Pour cette 35ᵉ édition de la Coupe d’Afrique des Nations, les quatre équipes qualifiées pour les demi-finales – le Sénégal, le Nigeria, le Maroc et l’Égypte – sont dirigées par des techniciens africains et locaux, une première qui confirme la montée en puissance et l’expertise des entraîneurs africains.
Interrogé sur ce phénomène, le sélectionneur des Lions a tenu à rendre hommage à ses pairs : « Aujourd’hui, le résultat mérite la reconnaissance des coaches locaux. Les quatre dernières équipes sont entraînées par des fils du pays, donc c’est quelque chose d’extraordinaire. Là, vous parlez de salaire, mais moi je n’aime pas trop parler d’argent, comme je l’ai toujours dit. Mon sort n’est pas important, le plus important, c’est aujourd’hui, c’est le Sénégal. On fera tout pour le remettre très très haut. »

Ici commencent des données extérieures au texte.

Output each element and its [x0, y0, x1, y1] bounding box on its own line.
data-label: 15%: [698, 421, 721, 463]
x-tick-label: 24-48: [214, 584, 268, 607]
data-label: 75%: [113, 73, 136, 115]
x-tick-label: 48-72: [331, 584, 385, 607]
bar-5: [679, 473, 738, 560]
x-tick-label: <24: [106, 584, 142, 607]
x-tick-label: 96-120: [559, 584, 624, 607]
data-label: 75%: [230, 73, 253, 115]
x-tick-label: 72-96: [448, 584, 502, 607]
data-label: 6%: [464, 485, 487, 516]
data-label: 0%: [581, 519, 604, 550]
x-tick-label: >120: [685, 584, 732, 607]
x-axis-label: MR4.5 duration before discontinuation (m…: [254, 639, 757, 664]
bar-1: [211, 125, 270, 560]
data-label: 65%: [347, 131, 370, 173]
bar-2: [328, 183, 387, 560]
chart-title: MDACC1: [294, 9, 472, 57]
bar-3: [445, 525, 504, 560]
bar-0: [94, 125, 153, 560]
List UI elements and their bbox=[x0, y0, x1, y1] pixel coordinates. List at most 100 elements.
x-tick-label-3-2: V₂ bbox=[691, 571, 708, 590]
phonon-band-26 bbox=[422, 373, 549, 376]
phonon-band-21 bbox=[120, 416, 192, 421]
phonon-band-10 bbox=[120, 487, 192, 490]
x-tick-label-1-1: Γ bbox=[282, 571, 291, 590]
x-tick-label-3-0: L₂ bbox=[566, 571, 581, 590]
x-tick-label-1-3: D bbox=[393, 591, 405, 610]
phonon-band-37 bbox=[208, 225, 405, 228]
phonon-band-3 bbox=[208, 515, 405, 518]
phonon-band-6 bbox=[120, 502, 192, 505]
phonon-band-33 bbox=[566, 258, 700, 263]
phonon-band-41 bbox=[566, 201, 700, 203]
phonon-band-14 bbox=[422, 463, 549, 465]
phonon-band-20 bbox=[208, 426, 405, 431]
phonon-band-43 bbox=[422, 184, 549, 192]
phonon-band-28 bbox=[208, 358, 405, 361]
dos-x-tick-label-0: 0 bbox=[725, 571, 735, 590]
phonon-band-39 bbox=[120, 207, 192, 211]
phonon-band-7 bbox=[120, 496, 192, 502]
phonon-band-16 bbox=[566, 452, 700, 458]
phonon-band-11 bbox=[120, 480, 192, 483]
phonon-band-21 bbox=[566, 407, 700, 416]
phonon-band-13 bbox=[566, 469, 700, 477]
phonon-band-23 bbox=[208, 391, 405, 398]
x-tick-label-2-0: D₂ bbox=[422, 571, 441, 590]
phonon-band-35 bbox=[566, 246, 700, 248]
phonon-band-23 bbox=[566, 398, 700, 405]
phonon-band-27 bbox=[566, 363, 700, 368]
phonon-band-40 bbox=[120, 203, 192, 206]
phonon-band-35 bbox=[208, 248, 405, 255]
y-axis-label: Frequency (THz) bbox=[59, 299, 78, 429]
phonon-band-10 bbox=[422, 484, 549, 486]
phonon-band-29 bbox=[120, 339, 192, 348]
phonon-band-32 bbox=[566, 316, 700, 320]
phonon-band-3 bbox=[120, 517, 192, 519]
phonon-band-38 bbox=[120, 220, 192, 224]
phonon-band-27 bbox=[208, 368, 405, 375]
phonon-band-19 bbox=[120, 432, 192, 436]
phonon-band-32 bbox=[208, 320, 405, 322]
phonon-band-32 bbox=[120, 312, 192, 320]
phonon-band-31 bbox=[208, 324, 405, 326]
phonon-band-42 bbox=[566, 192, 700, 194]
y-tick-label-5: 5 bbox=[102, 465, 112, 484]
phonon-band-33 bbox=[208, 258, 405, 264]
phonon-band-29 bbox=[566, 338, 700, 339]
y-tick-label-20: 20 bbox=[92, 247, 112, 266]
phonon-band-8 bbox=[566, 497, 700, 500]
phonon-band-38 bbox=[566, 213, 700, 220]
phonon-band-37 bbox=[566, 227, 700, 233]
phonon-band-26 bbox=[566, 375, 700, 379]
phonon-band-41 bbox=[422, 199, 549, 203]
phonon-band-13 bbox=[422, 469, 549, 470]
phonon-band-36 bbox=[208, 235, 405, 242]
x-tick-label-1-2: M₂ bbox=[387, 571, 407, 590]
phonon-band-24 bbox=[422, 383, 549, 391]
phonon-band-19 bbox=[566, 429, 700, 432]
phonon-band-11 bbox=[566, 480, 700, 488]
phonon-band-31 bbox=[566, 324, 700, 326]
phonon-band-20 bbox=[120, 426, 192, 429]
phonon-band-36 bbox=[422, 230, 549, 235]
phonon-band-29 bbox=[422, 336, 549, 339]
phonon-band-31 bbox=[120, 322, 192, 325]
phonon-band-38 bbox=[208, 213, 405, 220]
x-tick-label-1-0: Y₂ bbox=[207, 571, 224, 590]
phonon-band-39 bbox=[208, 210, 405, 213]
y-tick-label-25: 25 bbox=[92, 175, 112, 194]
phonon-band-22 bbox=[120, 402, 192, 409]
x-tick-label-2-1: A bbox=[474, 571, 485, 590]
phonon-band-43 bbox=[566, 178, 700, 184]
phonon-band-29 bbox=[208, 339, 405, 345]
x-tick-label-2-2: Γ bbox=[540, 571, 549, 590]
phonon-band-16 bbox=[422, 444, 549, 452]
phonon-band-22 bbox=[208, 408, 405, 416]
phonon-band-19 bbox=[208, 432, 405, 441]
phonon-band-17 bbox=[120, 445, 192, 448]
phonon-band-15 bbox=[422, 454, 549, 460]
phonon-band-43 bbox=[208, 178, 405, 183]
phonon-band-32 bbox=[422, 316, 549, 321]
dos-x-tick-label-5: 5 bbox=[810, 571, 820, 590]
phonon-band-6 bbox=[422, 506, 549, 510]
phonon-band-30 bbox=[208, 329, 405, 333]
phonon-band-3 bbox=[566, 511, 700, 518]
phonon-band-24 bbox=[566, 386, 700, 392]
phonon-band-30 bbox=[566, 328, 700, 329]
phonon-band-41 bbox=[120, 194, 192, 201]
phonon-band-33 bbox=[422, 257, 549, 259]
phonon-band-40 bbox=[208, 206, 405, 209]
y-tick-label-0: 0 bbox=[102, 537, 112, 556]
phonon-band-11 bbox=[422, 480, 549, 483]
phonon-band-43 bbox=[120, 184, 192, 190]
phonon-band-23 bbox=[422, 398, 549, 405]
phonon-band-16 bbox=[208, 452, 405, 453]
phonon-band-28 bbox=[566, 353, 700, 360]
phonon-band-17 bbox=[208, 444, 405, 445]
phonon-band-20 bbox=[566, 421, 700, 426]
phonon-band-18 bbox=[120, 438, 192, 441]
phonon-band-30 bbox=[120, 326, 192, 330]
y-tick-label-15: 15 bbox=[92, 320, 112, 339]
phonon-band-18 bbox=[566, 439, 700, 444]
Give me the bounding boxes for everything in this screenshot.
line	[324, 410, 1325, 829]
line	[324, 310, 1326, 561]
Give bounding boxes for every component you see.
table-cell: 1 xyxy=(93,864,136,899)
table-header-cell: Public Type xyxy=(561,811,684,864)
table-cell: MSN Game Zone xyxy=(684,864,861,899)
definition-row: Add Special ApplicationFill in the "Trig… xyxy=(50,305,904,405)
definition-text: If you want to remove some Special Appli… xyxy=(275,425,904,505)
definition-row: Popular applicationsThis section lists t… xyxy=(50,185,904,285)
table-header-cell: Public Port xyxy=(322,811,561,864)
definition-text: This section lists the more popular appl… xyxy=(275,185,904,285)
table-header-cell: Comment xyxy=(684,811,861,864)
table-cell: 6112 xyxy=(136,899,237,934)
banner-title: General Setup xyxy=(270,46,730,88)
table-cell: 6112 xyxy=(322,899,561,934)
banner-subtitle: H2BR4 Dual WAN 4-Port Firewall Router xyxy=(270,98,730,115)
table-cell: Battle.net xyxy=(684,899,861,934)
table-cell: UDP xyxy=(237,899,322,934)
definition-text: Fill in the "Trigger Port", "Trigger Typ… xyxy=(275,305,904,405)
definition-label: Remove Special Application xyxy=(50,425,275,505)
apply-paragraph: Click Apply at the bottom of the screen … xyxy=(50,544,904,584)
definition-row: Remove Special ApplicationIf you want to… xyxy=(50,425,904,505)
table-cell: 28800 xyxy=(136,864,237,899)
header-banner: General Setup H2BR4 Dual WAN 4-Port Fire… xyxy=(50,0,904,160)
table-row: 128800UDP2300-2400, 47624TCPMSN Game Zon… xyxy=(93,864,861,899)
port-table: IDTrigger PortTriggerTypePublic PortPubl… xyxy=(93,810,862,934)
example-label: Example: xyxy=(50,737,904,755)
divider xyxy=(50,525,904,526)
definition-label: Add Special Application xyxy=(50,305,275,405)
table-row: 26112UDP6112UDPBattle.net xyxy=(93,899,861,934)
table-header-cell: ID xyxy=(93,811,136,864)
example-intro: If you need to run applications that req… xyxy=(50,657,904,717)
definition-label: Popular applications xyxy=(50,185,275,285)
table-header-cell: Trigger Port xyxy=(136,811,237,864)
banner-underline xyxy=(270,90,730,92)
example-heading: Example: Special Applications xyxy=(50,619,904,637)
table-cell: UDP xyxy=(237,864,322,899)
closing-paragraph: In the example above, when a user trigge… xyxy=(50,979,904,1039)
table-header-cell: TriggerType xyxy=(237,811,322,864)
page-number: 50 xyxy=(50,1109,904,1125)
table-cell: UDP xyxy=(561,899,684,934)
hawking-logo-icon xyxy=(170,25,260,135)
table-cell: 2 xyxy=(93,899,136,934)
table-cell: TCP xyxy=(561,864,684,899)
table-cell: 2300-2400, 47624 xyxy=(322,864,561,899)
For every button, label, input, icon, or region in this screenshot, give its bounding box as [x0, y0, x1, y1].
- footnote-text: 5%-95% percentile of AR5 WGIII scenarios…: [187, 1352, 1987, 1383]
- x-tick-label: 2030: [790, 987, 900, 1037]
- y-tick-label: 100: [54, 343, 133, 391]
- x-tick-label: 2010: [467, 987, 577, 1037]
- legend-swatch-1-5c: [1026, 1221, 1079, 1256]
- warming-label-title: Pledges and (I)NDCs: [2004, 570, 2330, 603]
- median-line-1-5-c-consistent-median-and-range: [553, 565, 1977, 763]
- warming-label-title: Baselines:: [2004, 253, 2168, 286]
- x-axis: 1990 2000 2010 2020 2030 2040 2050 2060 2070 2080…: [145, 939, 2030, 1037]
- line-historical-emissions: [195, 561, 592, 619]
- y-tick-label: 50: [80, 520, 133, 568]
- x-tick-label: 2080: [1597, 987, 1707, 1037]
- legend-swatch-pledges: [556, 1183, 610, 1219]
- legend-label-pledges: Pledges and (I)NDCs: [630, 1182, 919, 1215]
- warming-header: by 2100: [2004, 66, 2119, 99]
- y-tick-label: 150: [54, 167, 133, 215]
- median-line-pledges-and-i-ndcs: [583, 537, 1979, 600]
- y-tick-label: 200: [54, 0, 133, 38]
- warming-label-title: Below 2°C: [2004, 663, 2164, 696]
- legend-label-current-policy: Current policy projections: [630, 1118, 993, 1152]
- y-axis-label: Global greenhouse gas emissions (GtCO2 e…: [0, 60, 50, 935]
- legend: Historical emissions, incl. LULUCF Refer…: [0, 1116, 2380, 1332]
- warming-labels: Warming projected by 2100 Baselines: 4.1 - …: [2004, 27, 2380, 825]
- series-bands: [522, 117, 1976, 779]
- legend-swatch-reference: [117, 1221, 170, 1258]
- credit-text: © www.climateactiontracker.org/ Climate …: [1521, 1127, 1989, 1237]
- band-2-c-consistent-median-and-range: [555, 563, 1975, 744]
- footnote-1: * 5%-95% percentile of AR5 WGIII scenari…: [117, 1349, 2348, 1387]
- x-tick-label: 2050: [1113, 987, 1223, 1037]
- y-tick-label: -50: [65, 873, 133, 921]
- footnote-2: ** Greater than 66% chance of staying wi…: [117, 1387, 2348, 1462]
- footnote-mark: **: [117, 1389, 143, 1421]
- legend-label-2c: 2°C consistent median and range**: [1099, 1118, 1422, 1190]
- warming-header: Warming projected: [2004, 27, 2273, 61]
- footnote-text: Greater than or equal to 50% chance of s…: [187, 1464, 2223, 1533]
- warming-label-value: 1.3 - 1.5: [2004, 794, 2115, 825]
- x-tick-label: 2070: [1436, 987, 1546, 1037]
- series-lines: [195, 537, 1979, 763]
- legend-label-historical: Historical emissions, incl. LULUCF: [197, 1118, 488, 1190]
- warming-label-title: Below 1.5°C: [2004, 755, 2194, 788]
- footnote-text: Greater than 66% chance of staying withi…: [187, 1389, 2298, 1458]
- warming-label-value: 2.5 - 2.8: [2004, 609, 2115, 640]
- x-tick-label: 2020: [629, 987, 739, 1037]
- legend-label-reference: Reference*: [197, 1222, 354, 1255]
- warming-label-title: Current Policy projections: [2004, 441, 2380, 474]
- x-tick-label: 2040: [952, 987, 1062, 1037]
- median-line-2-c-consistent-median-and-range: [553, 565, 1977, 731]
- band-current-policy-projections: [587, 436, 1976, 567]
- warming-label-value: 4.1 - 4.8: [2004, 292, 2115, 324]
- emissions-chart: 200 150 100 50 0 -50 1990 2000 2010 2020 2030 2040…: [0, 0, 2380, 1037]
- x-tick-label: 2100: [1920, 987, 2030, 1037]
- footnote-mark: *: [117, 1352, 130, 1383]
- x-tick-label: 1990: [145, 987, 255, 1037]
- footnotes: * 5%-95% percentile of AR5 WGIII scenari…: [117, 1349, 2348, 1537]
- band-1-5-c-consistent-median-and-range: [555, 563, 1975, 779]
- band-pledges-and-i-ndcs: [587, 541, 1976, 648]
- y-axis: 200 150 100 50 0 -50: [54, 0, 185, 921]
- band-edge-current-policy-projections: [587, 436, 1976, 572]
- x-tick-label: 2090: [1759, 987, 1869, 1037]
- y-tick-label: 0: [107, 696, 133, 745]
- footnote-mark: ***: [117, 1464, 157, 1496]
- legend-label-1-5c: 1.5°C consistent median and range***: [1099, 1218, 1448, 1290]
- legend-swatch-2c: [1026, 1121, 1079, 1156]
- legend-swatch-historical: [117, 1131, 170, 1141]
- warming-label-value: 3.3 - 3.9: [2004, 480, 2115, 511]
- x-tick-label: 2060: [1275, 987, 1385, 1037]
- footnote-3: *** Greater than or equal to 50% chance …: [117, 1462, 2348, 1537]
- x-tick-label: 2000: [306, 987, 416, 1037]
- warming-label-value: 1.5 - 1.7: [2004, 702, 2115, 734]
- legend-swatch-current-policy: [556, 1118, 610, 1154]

Demain, Pape Thiaw retrouvera sur le banc un ancien adversaire qu’il a affronté lorsqu’il était joueur, lors d’un Sénégal – Égypte en CAN. Aujourd’hui, la situation a changé, les deux hommes se retrouvent en tant que sélectionneurs, et pour le coach sénégalais, il n’y a pas de place pour les querelles personnelles, seule la qualification compte. « Le sélectionneur d’Égypte est en train de faire son chemin en tant que coach et en tant que joueur. Il a montré vraiment des choses magnifiques, il a été champion d’Afrique. Malheureusement, moi je ne l’ai pas été, j’ai été finaliste. J’aurais bien aimé être champion d’Afrique en étant seulement coach principal », a confié Thiaw. « Mais maintenant, il n’y a pas de match, c’est Sénégal contre l’Égypte, c’est une demi-finale de la CAN. Et c’est le Sénégal qui a envie d’aller chercher ce trophée », a-t-il conclu.